[Date Prev][Date Next] [Thread Prev][Thread Next] [Date Index] [Thread Index]

"Main Switch" to turn off CUPS totally when we use systemd as PID 1



Hi all,

all major distros are using systemd or will end up with it very soon. under systemd on-demand use of CUPS is supported and for most users it is a nice feature, especially to save battery and resources on laptops and mobile devices.

But on SUSE there are complaints which have lead to long discussion making SUSE use a configuration without on-demand facility:

https://bugzilla.novell.com/show_bug.cgi?id=864894
https://bugzilla.novell.com/show_bug.cgi?id=857372

Especially Johannes Meixner told me that the current systemd configuration is missing a "Master Switch" to not only stop cupsd but also to tell that it should not be started on-demand. Currently you have only the possibility to stop the daemon butt systemd is still listening on the sockets and therefore CUPS gets started as soon as someone accesses port 631 or connects a USB printer. This is a security hole as a normal user can trigger the start of a program which runs as root.

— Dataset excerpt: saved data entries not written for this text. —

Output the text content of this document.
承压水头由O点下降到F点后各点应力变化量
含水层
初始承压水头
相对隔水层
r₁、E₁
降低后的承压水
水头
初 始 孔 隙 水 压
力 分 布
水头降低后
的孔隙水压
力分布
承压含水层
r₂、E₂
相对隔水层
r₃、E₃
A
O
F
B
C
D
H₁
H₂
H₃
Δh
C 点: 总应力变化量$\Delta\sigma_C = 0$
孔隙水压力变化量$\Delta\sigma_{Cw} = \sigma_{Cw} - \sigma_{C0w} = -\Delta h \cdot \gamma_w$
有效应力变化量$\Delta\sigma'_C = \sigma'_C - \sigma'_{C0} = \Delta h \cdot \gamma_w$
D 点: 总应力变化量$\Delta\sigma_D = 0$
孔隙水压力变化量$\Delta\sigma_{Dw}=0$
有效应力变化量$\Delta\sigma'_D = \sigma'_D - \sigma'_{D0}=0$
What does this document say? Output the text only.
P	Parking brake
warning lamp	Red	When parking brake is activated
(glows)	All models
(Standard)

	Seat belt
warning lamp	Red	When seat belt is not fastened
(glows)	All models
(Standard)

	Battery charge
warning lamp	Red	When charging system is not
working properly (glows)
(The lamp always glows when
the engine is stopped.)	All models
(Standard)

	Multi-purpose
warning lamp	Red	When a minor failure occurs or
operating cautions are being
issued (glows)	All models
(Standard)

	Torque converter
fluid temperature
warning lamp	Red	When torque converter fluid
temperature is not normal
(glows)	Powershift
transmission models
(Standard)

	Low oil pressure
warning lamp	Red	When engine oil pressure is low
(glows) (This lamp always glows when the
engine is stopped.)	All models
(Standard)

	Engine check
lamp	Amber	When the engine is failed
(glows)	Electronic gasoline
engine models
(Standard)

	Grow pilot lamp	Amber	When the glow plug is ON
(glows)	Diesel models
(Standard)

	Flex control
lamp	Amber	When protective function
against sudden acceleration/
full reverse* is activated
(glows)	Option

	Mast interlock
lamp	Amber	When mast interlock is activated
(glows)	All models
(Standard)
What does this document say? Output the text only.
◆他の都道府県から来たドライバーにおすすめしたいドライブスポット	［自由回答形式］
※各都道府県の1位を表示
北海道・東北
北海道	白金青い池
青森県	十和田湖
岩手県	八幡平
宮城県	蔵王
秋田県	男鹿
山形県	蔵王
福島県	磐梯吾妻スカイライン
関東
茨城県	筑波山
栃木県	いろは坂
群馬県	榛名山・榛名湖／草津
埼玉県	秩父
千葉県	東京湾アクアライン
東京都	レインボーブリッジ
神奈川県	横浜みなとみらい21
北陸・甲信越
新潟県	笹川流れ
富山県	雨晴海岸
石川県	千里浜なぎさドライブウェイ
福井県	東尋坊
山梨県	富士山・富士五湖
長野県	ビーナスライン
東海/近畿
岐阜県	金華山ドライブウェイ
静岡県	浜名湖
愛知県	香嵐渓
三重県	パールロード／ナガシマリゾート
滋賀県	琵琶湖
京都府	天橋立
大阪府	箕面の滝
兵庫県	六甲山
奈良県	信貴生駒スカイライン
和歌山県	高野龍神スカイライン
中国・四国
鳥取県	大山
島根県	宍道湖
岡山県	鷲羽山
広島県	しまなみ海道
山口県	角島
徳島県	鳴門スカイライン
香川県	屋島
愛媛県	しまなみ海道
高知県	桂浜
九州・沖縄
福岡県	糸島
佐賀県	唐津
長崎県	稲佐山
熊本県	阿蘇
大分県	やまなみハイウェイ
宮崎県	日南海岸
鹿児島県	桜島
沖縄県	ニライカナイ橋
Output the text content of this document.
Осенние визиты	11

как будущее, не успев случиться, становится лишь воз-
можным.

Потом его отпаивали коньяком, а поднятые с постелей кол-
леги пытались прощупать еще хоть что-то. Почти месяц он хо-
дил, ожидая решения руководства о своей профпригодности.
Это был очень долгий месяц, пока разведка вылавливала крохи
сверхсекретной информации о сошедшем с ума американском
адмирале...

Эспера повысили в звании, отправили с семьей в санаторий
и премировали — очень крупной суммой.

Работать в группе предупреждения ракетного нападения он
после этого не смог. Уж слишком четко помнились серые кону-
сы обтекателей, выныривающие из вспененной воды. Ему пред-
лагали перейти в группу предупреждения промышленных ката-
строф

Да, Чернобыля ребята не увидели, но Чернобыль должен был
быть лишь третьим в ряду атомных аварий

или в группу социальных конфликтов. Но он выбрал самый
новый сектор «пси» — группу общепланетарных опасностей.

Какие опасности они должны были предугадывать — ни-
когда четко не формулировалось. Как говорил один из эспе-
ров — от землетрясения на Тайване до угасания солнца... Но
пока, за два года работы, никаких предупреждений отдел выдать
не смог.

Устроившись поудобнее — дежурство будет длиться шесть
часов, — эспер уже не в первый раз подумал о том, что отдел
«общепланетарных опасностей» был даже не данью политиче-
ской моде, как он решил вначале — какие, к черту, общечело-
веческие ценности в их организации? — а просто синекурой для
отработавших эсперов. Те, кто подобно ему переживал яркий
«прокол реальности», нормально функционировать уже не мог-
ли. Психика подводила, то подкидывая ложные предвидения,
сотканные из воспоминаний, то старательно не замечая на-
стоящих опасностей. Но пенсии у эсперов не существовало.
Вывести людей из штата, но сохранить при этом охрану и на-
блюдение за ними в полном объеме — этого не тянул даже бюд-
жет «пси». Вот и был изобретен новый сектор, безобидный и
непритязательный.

The master switch has ideally three states:

Off: cupsd does not get started also if a user tries to access printing services (port 631, ...).

On-demand: As we have it now, cupsd does not run if it has no jobs or shared printers and is triggered by accessing port 631, a domain socket, ...

On: cupsd is permanently running (for servers).

Can such a thing be introduced? This would be great.